Kandemir is a HPC testbed that only employs NVM/SSD as its storage system. We plan to build up Kandemir with around 3,000 heavy processor cores and more than 50,000 coprocessor cores. All these cluster testbed cores will be connected to around 600 flash-based SSD systems and a few FPGA-based NVDIMM systems that we are designing. The current development is in PHASE1, which initially has around 400 Haswell cores and 10K coprocessor cores.

PHASE1: Kandemir PHASE1 is an NVM-equipped HPC that employs 472 Haswell-EP Xeon processor cores, 10,167 coprocessor cores and 3.5TB DRAM on an all-flash array system.
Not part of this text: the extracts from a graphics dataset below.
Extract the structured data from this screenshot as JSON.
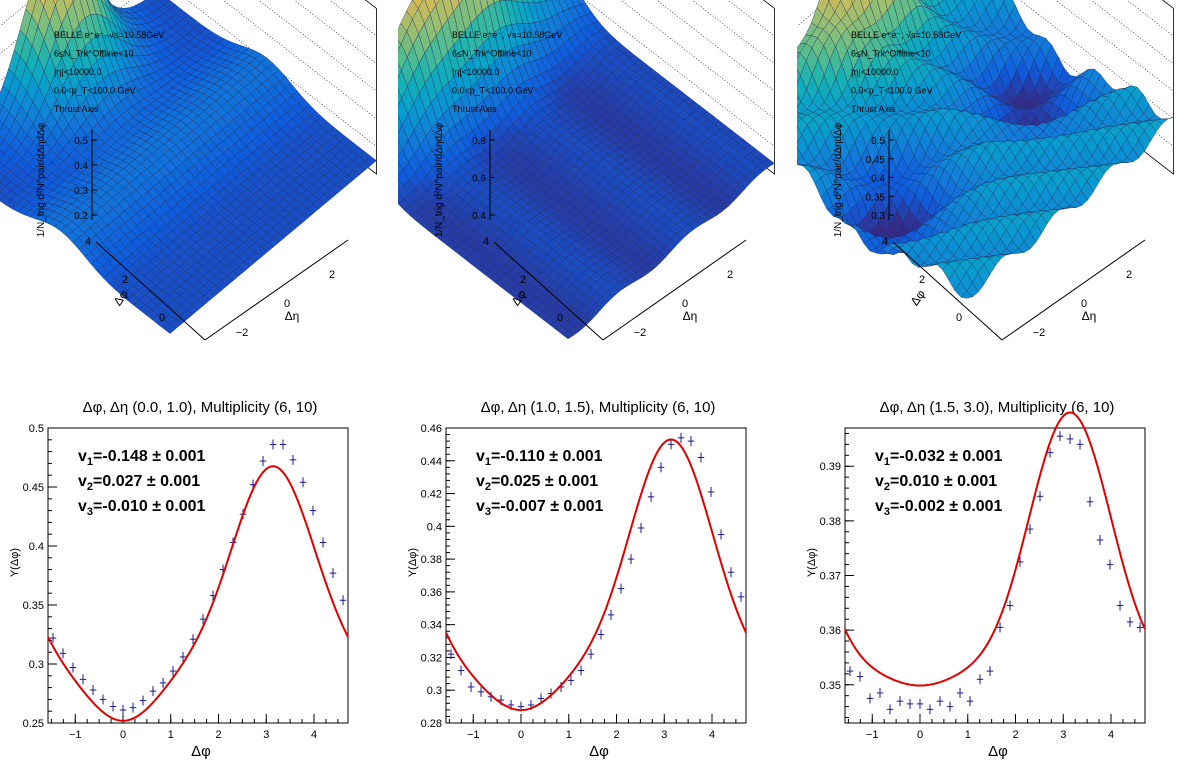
{
  "surface_panels": [
    {
      "labels": [
        "BELLE e⁺e⁻, √s=10.58GeV",
        "6≤N_Trk^Offline<10",
        "|η|<10000.0",
        "0.0<p_T<100.0 GeV",
        "Thrust Axis"
      ],
      "zlabel": "1/N_trig d²N^pair/dΔηdΔφ",
      "xlabel": "Δφ",
      "ylabel": "Δη",
      "zticks": [
        "0.5",
        "0.4",
        "0.3",
        "0.2"
      ],
      "xticks": [
        "4",
        "2",
        "0"
      ],
      "yticks": [
        "2",
        "0",
        "−2"
      ]
    },
    {
      "labels": [
        "BELLE e⁺e⁻, √s=10.58GeV",
        "6≤N_Trk^Offline<10",
        "|η|<10000.0",
        "0.0<p_T<100.0 GeV",
        "Thrust Axis"
      ],
      "zlabel": "1/N_trig d²N^pair/dΔηdΔφ",
      "xlabel": "Δφ",
      "ylabel": "Δη",
      "zticks": [
        "0.8",
        "0.6",
        "0.4"
      ],
      "xticks": [
        "4",
        "2",
        "0"
      ],
      "yticks": [
        "2",
        "0",
        "−2"
      ]
    },
    {
      "labels": [
        "BELLE e⁺e⁻, √s=10.58GeV",
        "6≤N_Trk^Offline<10",
        "|η|<10000.0",
        "0.0<p_T<100.0 GeV",
        "Thrust Axis"
      ],
      "zlabel": "1/N_trig d²N^pair/dΔηdΔφ",
      "xlabel": "Δφ",
      "ylabel": "Δη",
      "zticks": [
        "0.5",
        "0.45",
        "0.4",
        "0.35",
        "0.3"
      ],
      "xticks": [
        "4",
        "2",
        "0"
      ],
      "yticks": [
        "2",
        "0",
        "−2"
      ]
    }
  ],
  "chart_data": [
    {
      "type": "scatter",
      "title": "Δφ, Δη (0.0, 1.0), Multiplicity (6, 10)",
      "xlabel": "Δφ",
      "ylabel": "Y(Δφ)",
      "xlim": [
        -1.571,
        4.712
      ],
      "ylim": [
        0.25,
        0.5
      ],
      "xticks": [
        -1,
        0,
        1,
        2,
        3,
        4
      ],
      "yticks": [
        0.25,
        0.3,
        0.35,
        0.4,
        0.45,
        0.5
      ],
      "ytick_labels": [
        "0.25",
        "0.3",
        "0.35",
        "0.4",
        "0.45",
        "0.5"
      ],
      "fit": {
        "a0": 0.3413,
        "v1": -0.148,
        "v2": 0.027,
        "v3": -0.01
      },
      "annotations": [
        {
          "sub": "1",
          "val": "-0.148",
          "err": "0.001"
        },
        {
          "sub": "2",
          "val": "0.027",
          "err": "0.001"
        },
        {
          "sub": "3",
          "val": "-0.010",
          "err": "0.001"
        }
      ],
      "points": {
        "x": [
          -1.466,
          -1.257,
          -1.047,
          -0.838,
          -0.628,
          -0.419,
          -0.209,
          0.0,
          0.209,
          0.419,
          0.628,
          0.838,
          1.047,
          1.257,
          1.466,
          1.676,
          1.885,
          2.094,
          2.304,
          2.513,
          2.723,
          2.932,
          3.142,
          3.351,
          3.56,
          3.77,
          3.979,
          4.189,
          4.398,
          4.608
        ],
        "y": [
          0.322,
          0.309,
          0.297,
          0.287,
          0.278,
          0.27,
          0.264,
          0.261,
          0.263,
          0.269,
          0.277,
          0.284,
          0.294,
          0.306,
          0.321,
          0.338,
          0.358,
          0.38,
          0.403,
          0.427,
          0.452,
          0.472,
          0.486,
          0.486,
          0.473,
          0.454,
          0.43,
          0.403,
          0.377,
          0.354
        ]
      }
    },
    {
      "type": "scatter",
      "title": "Δφ, Δη (1.0, 1.5), Multiplicity (6, 10)",
      "xlabel": "Δφ",
      "ylabel": "Y(Δφ)",
      "xlim": [
        -1.571,
        4.712
      ],
      "ylim": [
        0.28,
        0.46
      ],
      "xticks": [
        -1,
        0,
        1,
        2,
        3,
        4
      ],
      "yticks": [
        0.28,
        0.3,
        0.32,
        0.34,
        0.36,
        0.38,
        0.4,
        0.42,
        0.44,
        0.46
      ],
      "ytick_labels": [
        "0.28",
        "0.3",
        "0.32",
        "0.34",
        "0.36",
        "0.38",
        "0.4",
        "0.42",
        "0.44",
        "0.46"
      ],
      "fit": {
        "a0": 0.3528,
        "v1": -0.11,
        "v2": 0.025,
        "v3": -0.007
      },
      "annotations": [
        {
          "sub": "1",
          "val": "-0.110",
          "err": "0.001"
        },
        {
          "sub": "2",
          "val": "0.025",
          "err": "0.001"
        },
        {
          "sub": "3",
          "val": "-0.007",
          "err": "0.001"
        }
      ],
      "points": {
        "x": [
          -1.466,
          -1.257,
          -1.047,
          -0.838,
          -0.628,
          -0.419,
          -0.209,
          0.0,
          0.209,
          0.419,
          0.628,
          0.838,
          1.047,
          1.257,
          1.466,
          1.676,
          1.885,
          2.094,
          2.304,
          2.513,
          2.723,
          2.932,
          3.142,
          3.351,
          3.56,
          3.77,
          3.979,
          4.189,
          4.398,
          4.608
        ],
        "y": [
          0.322,
          0.312,
          0.302,
          0.299,
          0.296,
          0.294,
          0.291,
          0.29,
          0.291,
          0.295,
          0.298,
          0.302,
          0.306,
          0.312,
          0.322,
          0.334,
          0.346,
          0.362,
          0.38,
          0.399,
          0.418,
          0.436,
          0.45,
          0.454,
          0.452,
          0.442,
          0.421,
          0.395,
          0.372,
          0.357
        ]
      }
    },
    {
      "type": "scatter",
      "title": "Δφ, Δη (1.5, 3.0), Multiplicity (6, 10)",
      "xlabel": "Δφ",
      "ylabel": "Y(Δφ)",
      "xlim": [
        -1.571,
        4.712
      ],
      "ylim": [
        0.343,
        0.397
      ],
      "xticks": [
        -1,
        0,
        1,
        2,
        3,
        4
      ],
      "yticks": [
        0.35,
        0.36,
        0.37,
        0.38,
        0.39
      ],
      "ytick_labels": [
        "0.35",
        "0.36",
        "0.37",
        "0.38",
        "0.39"
      ],
      "fit": {
        "a0": 0.3675,
        "v1": -0.032,
        "v2": 0.01,
        "v3": -0.002
      },
      "annotations": [
        {
          "sub": "1",
          "val": "-0.032",
          "err": "0.001"
        },
        {
          "sub": "2",
          "val": "0.010",
          "err": "0.001"
        },
        {
          "sub": "3",
          "val": "-0.002",
          "err": "0.001"
        }
      ],
      "points": {
        "x": [
          -1.466,
          -1.257,
          -1.047,
          -0.838,
          -0.628,
          -0.419,
          -0.209,
          0.0,
          0.209,
          0.419,
          0.628,
          0.838,
          1.047,
          1.257,
          1.466,
          1.676,
          1.885,
          2.094,
          2.304,
          2.513,
          2.723,
          2.932,
          3.142,
          3.351,
          3.56,
          3.77,
          3.979,
          4.189,
          4.398,
          4.608
        ],
        "y": [
          0.3525,
          0.3515,
          0.3475,
          0.3485,
          0.3455,
          0.347,
          0.3465,
          0.3465,
          0.3455,
          0.347,
          0.346,
          0.3485,
          0.347,
          0.351,
          0.3525,
          0.3605,
          0.3645,
          0.3725,
          0.3785,
          0.3845,
          0.3925,
          0.3955,
          0.395,
          0.394,
          0.3835,
          0.3765,
          0.372,
          0.3645,
          0.3615,
          0.3605
        ]
      }
    }
  ]
}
In this research tool, we're in analysis of a wide spectrum of flash-based storage workloads and in tailoring a parallel file system (Lustre) to accommodate the underlying high performance SSD systems. In this phase, we're building up the all-flash array systems with sixty different NVM Express based SSD devices and two hundreds SATA-based high performance SSD devices.

  • WILSON&ALLEGRETTO -- SSD-based Object Storage Cluster

Wilson&Allegretto are three testbeds for object storage cluster, each employing a single mata data server and three object storage nodes, each of them employs two 3GHz Xeon E5-2620 processors (8 cores), 12MB on-chip cache, 32GB DRAM (DDR4-2133 ECC memory). Each node employ two local high performance SSD, and for parallel file system, individual object storages consist 12 MLC-based SSDs with a hardware RAID controller. Wilson&Allegretto also contain three evaluation nodes (as a computation node) each employing 256GB DRAM and two octa-core E5 series Xeon processor. This node is used for characterizing object-based file system (e.g., Ceph) performance and their overheads, and for a development of SSD-oriented parallel file system. In total, there are more than 150 high performance SSDs and 240 cores.
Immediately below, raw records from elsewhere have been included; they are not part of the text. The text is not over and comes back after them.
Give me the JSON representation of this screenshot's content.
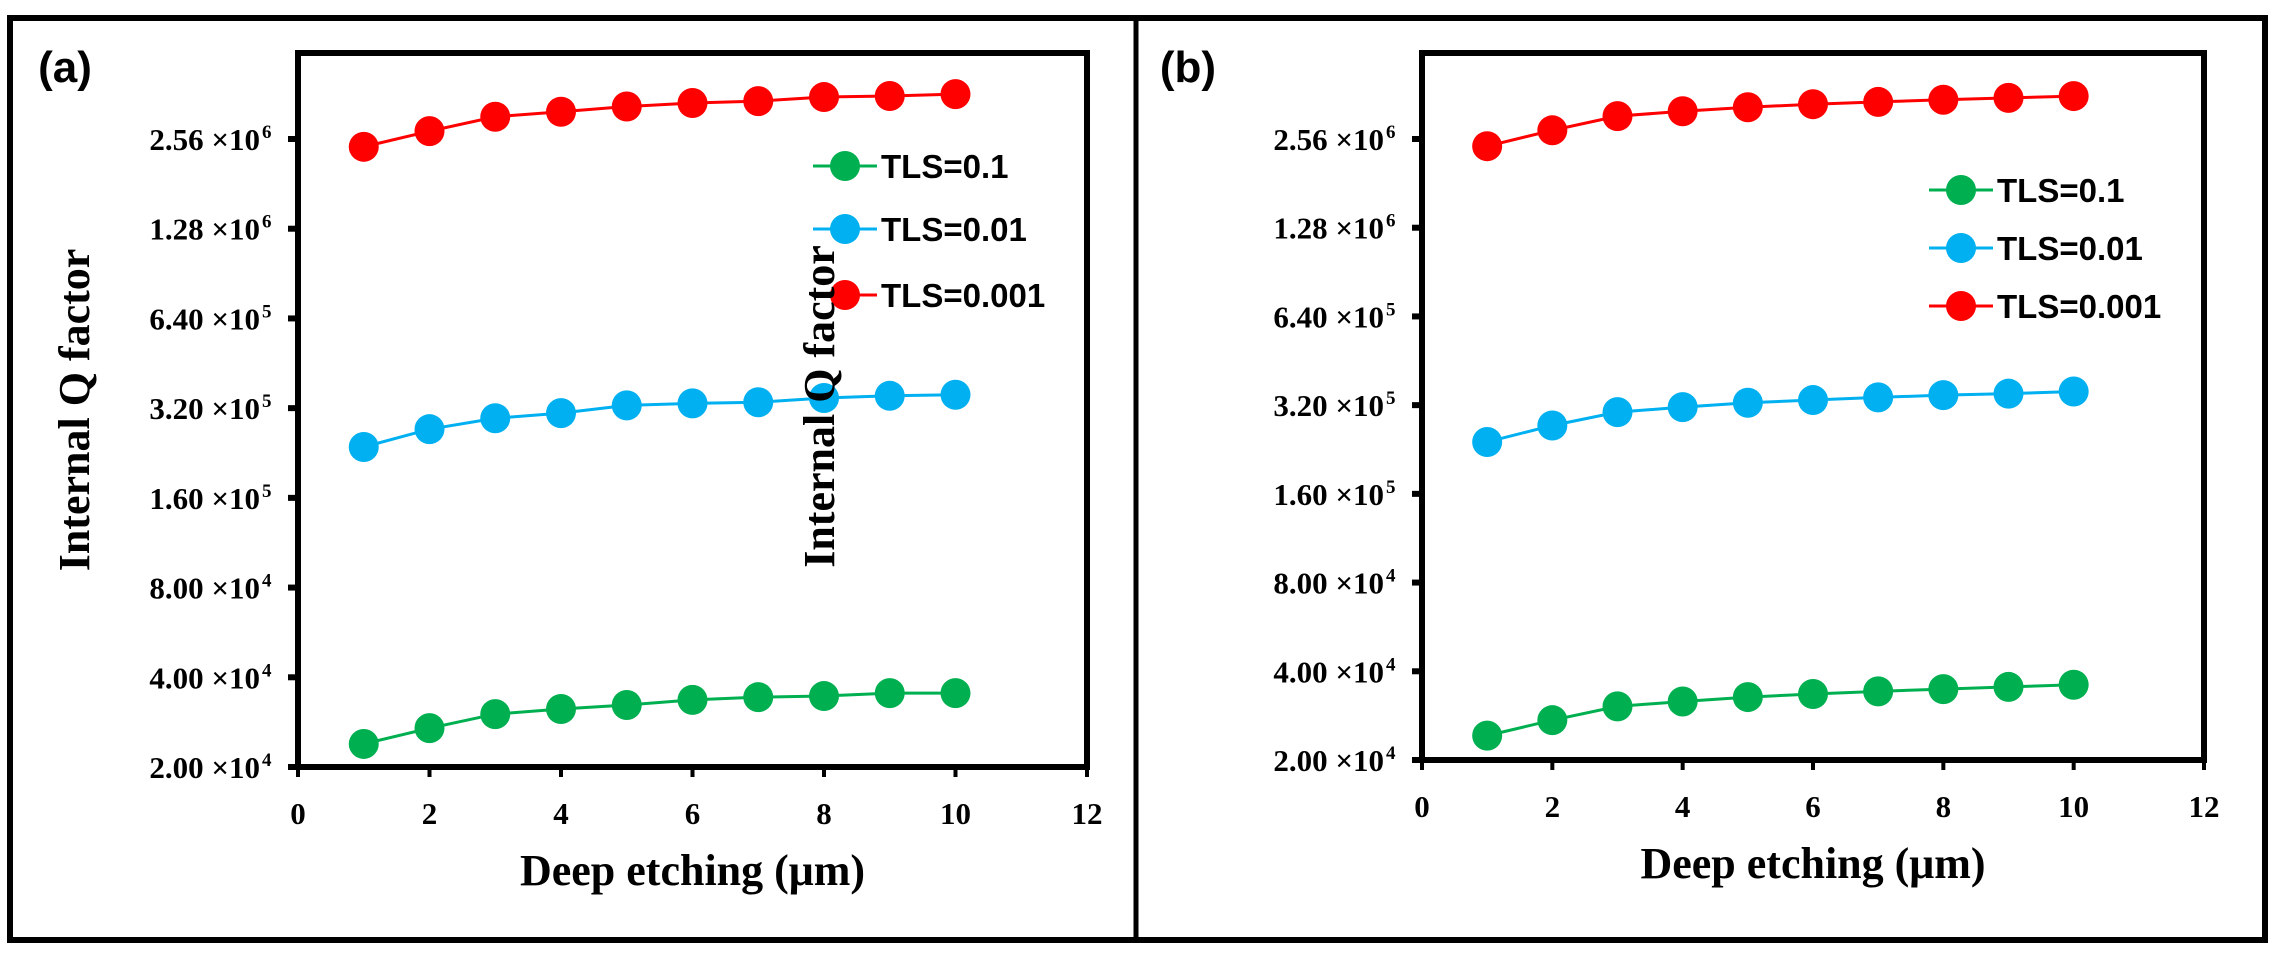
{
  "chart_data": [
    {
      "type": "line",
      "panel_label": "(a)",
      "xlabel": "Deep etching (μm)",
      "ylabel": "Internal Q factor",
      "xlim": [
        0,
        12
      ],
      "xticks": [
        "0",
        "2",
        "4",
        "6",
        "8",
        "10",
        "12"
      ],
      "yscale": "log2",
      "ylim": [
        20000,
        5000000
      ],
      "yticks": [
        {
          "mant": "2.00",
          "exp": "4",
          "value": 20000
        },
        {
          "mant": "4.00",
          "exp": "4",
          "value": 40000
        },
        {
          "mant": "8.00",
          "exp": "4",
          "value": 80000
        },
        {
          "mant": "1.60",
          "exp": "5",
          "value": 160000
        },
        {
          "mant": "3.20",
          "exp": "5",
          "value": 320000
        },
        {
          "mant": "6.40",
          "exp": "5",
          "value": 640000
        },
        {
          "mant": "1.28",
          "exp": "6",
          "value": 1280000
        },
        {
          "mant": "2.56",
          "exp": "6",
          "value": 2560000
        }
      ],
      "legend_position": "top-right",
      "x": [
        1,
        2,
        3,
        4,
        5,
        6,
        7,
        8,
        9,
        10
      ],
      "series": [
        {
          "name": "TLS=0.1",
          "color": "#00b050",
          "values": [
            23900,
            27000,
            30100,
            31300,
            32300,
            33600,
            34300,
            34600,
            35400,
            35400
          ]
        },
        {
          "name": "TLS=0.01",
          "color": "#00b0f0",
          "values": [
            237000,
            272000,
            296000,
            308000,
            327000,
            332000,
            335000,
            346000,
            352000,
            355000
          ]
        },
        {
          "name": "TLS=0.001",
          "color": "#ff0000",
          "values": [
            2410000,
            2720000,
            3040000,
            3160000,
            3290000,
            3380000,
            3430000,
            3540000,
            3570000,
            3620000
          ]
        }
      ]
    },
    {
      "type": "line",
      "panel_label": "(b)",
      "xlabel": "Deep etching (μm)",
      "ylabel": "Internal Q factor",
      "xlim": [
        0,
        12
      ],
      "xticks": [
        "0",
        "2",
        "4",
        "6",
        "8",
        "10",
        "12"
      ],
      "yscale": "log2",
      "ylim": [
        20000,
        5000000
      ],
      "yticks": [
        {
          "mant": "2.00",
          "exp": "4",
          "value": 20000
        },
        {
          "mant": "4.00",
          "exp": "4",
          "value": 40000
        },
        {
          "mant": "8.00",
          "exp": "4",
          "value": 80000
        },
        {
          "mant": "1.60",
          "exp": "5",
          "value": 160000
        },
        {
          "mant": "3.20",
          "exp": "5",
          "value": 320000
        },
        {
          "mant": "6.40",
          "exp": "5",
          "value": 640000
        },
        {
          "mant": "1.28",
          "exp": "6",
          "value": 1280000
        },
        {
          "mant": "2.56",
          "exp": "6",
          "value": 2560000
        }
      ],
      "legend_position": "top-right",
      "x": [
        1,
        2,
        3,
        4,
        5,
        6,
        7,
        8,
        9,
        10
      ],
      "series": [
        {
          "name": "TLS=0.1",
          "color": "#00b050",
          "values": [
            24200,
            27300,
            30400,
            31600,
            32700,
            33500,
            34200,
            34800,
            35400,
            36000
          ]
        },
        {
          "name": "TLS=0.01",
          "color": "#00b0f0",
          "values": [
            240000,
            273000,
            303000,
            315000,
            326000,
            333000,
            340000,
            346000,
            350000,
            356000
          ]
        },
        {
          "name": "TLS=0.001",
          "color": "#ff0000",
          "values": [
            2420000,
            2740000,
            3060000,
            3180000,
            3280000,
            3360000,
            3420000,
            3480000,
            3530000,
            3580000
          ]
        }
      ]
    }
  ]
}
  • SHALF -- NVDIMM-based Compute Node

Shalf is a development cluster for a NVM/DRAM hybrid memory, which consists of three specialized computation nodes. Each node employs real 32GB NVDIMM devices and 32GB ECC-R DDR4 ECC DRAM modules with two deca-core 2.3 GHz processors. All the NVDIMM nodes in Shalf are connected dual-port Gigabit ethernet network. Shalf is used to devise a new type of file system, system software and scientific applications that utilize NVDIMM.

  • DONOFRIO -- FGPA/CPU Hybrid Server Node

Donofrio is a customized acceleration compute node that contains Xeon processor and Altera FPGA accelerator, which are strongly connected. We believe that new heterogeneous architectures will go beyond homogeneous parallelism, embrace heterogeneity, and exploit the bounty of transistors to incorporate application-customized hardware. Donofrio is used for developing diverse accelerators and FPGA modules for hybrid computing.

Emperical Analysis Equipment

  • ZHANG -- SSD and GPU Cluster Testbed

Zhang is a small cluster that connects tens of open testbed platforms. Each testbed platform is capable of employing four GPGPU devices and NVM Express SSD devices. These platforms are used for not only measuring the device-level performance (e.g., temperature, latency, throughput and power) but also stressing out the actual device to evaluate durability and reliability. Especially, to capture the dynamic thermal performance, specific devices are monitored by FLIR thermal imaging camera, and their dynamic behaviors (based on the differences) are automatically recorded by imaging software.

  • Multicore/FGPA Accelerator and Evaluation Boards

There are around five multicore-based accelerators that can be attached to PCIe interfacee. These accelerators work with our customized general purpose compuation kernels, and used for forming a low-power heterogeous computing cluster. We also have different types of Xilinx and Altera FPGA evaluation boards, which can be used for a wide spectrum of data processing and performing low power heterogeneous computation.